Het college heeft gegevens van het systeem Track&Trace overgelegd, waaruit blijkt dat de brief van 1 juni 2017 op maandag 12 juni 2017 om 17.24 uur is opgehaald bij de PostNL-locatie. Uit de gegevens van Track&Trace blijkt echter niet wanneer de brief op het adres van appellant is aangeboden. Het college heeft de Raad laten weten dat deze gegevens niet voorhanden zijn, omdat de Track&Trace code niet meer geldig is. Een concreet feit of concrete omstandigheid op grond waarvan kan worden vastgesteld dat de brief van 1 juni 2017 eerder dan 9 juni 2017 op het adres van appellant is aangeboden, ontbreekt. Het college heeft dus niet aannemelijk gemaakt dat de brief vóór 9 juni 2017 op het adres van appellant is aangeboden. Gelet hierop moet het ervoor worden gehouden dat appellant niet vóór 9 juni 2017 kennis heeft gekregen van de brief van 1 juni 2017, met als gevolg dat appellant niet de gelegenheid heeft gehad de aanvraag aan te vullen.
4.5.
Uit 4.4 volgt dat het college niet bevoegd was om de aanvraag om bijstand met toepassing van artikel 4:5, eerste lid, van de Awb buiten behandeling te stellen. De rechtbank heeft dit niet onderkend, zodat de aangevallen uitspraak moet worden vernietigd. Doende wat de rechtbank zou behoren te doen, zal de Raad het beroep gegrond verklaren en het bestreden besluit vernietigen wegens strijd met de wet. Aangezien aan het besluit van 9 juni 2017 hetzelfde gebrek kleeft en dit gebrek niet kan worden hersteld, zal de Raad zelf in de zaak voorzien door het besluit van 9 juni 2017 te herroepen. De Raad beschikt niet over de benodigde gegevens om zelf een beslissing te nemen op de aanvraag van 16 mei 2017. Dit betekent dat het college met inachtneming van deze uitspraak alsnog op die aanvraag moet beslissen.

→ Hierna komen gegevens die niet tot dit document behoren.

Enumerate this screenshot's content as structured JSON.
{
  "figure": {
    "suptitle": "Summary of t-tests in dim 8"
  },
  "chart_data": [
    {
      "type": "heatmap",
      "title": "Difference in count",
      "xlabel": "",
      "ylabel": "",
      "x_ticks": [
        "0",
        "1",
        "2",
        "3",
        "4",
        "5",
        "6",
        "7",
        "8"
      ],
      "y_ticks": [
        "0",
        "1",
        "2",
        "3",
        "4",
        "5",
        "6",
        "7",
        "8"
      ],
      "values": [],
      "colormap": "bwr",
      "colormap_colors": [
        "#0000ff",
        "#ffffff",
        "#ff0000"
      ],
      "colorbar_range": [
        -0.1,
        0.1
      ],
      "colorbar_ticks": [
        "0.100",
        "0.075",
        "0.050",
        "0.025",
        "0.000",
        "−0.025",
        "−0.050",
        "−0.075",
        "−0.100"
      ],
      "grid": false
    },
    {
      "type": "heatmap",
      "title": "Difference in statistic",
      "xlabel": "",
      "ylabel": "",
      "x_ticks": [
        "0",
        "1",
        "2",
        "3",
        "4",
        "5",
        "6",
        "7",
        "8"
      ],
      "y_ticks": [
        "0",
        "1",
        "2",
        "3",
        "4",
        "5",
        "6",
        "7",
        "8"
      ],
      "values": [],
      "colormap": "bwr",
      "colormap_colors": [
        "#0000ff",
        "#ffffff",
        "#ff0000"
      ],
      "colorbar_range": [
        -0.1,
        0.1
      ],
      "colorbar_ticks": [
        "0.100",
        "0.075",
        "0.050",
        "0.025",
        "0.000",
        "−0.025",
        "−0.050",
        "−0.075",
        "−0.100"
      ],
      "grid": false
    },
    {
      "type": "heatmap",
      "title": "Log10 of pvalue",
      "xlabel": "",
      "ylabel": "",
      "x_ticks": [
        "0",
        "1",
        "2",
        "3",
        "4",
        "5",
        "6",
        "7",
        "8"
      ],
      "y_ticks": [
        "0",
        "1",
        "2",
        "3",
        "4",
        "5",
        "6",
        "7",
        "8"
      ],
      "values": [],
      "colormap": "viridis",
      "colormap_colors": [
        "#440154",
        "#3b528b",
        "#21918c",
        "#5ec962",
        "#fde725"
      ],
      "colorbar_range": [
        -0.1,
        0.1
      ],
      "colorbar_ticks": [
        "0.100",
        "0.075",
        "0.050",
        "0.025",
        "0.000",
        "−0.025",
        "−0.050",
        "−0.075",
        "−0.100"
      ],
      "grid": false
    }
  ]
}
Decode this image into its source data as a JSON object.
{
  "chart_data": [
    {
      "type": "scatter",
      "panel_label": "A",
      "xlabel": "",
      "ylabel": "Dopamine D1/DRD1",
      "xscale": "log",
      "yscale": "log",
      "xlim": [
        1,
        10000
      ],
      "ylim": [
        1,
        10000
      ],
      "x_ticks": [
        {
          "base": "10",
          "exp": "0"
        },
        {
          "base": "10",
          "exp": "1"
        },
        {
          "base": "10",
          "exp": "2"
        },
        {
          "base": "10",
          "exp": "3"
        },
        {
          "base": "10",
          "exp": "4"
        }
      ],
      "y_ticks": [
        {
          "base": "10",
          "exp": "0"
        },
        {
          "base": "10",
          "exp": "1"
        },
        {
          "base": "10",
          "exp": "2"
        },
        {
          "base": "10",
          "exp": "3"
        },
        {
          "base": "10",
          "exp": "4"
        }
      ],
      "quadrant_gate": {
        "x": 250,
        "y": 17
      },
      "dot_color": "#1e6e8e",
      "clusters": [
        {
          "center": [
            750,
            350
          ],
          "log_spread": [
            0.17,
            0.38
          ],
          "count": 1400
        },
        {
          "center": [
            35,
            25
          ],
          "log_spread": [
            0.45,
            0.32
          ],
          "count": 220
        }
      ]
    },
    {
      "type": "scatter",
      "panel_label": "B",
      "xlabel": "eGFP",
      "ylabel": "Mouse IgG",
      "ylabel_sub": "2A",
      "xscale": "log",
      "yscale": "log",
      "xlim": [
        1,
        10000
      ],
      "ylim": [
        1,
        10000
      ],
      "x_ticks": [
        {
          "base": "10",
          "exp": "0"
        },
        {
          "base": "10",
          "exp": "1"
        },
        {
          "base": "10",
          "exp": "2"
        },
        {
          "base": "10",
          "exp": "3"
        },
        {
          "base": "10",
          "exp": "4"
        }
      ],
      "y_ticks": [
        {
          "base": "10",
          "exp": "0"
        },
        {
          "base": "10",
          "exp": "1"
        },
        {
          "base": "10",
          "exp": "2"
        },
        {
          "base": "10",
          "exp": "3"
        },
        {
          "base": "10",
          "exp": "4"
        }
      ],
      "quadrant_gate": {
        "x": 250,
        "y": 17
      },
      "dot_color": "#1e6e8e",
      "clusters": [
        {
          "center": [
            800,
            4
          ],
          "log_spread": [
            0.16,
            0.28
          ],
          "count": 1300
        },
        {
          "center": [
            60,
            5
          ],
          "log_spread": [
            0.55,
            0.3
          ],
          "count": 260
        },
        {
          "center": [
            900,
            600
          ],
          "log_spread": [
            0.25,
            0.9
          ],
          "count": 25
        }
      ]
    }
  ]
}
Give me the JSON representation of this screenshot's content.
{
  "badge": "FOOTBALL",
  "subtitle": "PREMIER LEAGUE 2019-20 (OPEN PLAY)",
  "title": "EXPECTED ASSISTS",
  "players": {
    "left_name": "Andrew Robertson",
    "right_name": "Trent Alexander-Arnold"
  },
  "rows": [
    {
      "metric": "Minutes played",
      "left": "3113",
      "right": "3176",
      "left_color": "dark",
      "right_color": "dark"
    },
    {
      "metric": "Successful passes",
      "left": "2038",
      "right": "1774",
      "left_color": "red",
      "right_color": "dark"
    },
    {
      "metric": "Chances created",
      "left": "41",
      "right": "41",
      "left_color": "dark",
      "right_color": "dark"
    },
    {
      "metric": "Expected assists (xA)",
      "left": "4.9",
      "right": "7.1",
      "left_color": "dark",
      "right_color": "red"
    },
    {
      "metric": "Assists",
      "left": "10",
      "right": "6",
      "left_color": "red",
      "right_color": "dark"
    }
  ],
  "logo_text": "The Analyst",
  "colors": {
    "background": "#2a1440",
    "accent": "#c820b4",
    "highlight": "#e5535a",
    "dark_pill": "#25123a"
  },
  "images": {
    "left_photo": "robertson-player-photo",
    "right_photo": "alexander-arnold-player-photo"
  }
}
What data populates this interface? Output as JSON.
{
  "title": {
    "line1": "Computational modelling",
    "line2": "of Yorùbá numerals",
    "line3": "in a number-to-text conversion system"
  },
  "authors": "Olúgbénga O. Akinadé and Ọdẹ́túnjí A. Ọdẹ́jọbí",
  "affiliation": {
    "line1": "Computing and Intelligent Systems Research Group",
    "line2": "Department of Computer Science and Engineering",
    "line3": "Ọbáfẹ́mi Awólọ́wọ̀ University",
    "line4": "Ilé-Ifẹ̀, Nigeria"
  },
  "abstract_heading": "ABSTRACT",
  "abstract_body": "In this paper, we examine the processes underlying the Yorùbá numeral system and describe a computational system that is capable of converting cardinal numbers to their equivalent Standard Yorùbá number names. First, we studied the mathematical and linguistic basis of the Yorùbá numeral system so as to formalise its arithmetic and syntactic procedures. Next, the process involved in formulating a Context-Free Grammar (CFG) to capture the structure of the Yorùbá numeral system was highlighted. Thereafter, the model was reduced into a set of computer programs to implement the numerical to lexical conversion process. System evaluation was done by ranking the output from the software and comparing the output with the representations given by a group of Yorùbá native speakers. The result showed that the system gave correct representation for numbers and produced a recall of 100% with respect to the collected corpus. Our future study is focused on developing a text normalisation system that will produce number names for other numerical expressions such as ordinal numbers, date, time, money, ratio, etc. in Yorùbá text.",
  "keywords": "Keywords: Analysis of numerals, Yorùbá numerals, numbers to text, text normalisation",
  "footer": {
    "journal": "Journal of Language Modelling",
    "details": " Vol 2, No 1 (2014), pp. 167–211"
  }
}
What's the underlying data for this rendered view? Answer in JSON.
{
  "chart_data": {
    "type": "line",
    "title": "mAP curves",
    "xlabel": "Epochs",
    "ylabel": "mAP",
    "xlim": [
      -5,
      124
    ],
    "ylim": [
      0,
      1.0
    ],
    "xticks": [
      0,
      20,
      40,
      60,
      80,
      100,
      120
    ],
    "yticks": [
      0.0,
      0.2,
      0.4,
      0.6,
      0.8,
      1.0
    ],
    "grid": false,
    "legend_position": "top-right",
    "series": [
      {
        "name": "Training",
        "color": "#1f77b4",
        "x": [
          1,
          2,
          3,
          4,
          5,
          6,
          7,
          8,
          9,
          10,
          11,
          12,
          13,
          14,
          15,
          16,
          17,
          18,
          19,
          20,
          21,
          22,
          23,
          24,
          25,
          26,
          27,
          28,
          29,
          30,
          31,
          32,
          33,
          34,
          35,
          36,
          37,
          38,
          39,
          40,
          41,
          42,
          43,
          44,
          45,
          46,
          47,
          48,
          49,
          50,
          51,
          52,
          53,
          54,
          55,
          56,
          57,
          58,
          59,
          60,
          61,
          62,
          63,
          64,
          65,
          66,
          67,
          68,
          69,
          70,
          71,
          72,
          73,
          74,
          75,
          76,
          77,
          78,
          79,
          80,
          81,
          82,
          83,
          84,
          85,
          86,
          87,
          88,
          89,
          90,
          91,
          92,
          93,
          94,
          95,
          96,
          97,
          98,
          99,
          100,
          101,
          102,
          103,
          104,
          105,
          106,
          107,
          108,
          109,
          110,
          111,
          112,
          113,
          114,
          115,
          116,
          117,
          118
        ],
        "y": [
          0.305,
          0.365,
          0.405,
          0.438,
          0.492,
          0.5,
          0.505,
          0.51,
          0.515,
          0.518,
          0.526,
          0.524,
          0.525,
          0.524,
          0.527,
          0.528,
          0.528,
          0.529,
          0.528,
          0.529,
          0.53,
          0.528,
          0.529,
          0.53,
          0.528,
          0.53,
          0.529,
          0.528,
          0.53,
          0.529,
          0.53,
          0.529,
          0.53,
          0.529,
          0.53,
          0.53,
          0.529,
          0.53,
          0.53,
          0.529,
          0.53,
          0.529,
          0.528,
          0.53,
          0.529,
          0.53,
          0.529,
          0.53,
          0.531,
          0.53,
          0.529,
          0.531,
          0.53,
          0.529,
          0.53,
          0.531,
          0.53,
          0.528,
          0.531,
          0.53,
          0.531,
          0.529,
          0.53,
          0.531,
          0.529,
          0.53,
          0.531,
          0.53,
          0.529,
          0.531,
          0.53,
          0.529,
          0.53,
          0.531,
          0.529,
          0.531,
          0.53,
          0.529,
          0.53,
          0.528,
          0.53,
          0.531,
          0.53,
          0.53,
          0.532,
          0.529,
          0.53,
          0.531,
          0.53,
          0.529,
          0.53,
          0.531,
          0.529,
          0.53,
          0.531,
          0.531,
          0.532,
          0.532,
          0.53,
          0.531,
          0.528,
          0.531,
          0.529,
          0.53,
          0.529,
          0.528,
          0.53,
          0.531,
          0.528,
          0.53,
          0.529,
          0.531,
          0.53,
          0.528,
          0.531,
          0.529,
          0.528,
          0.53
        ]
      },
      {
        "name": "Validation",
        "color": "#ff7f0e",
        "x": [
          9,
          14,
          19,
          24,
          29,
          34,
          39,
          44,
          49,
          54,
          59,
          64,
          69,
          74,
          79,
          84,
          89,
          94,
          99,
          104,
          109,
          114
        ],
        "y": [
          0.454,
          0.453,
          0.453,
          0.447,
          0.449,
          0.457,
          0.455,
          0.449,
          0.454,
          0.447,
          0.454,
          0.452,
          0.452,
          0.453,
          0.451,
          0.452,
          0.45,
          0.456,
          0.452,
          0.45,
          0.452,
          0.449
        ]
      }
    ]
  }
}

5. Aanleiding bestaat het college te veroordelen in de kosten van appellant. Deze kosten worden begroot op € 1.068,- in beroep en € 1.068,- in hoger beroep voor verleende rechtsbijstand.

BESLISSING

De Centrale Raad van Beroep
  • vernietigt de aangevallen uitspraak;
  • verklaart het beroep gegrond en vernietigt het besluit van 25 oktober 2017;
  • herroept het besluit van 9 juni 2017;
  • draagt het college op een nieuw besluit te nemen op de aanvraag van 16 mei 2017 met inachtneming van deze uitspraak;
  • veroordeelt het college in de proceskosten van appellant tot een bedrag van € 2.136,-;
  • bepaalt dat het college aan appellant het in beroep en in hoger beroep betaalde griffierecht van in totaal € 172,- vergoedt.
Deze uitspraak is gedaan door L.A. Kjellevold, in tegenwoordigheid van A.A.H. Ibrahim als griffier. De beslissing is uitgesproken in het openbaar op 2 maart 2021.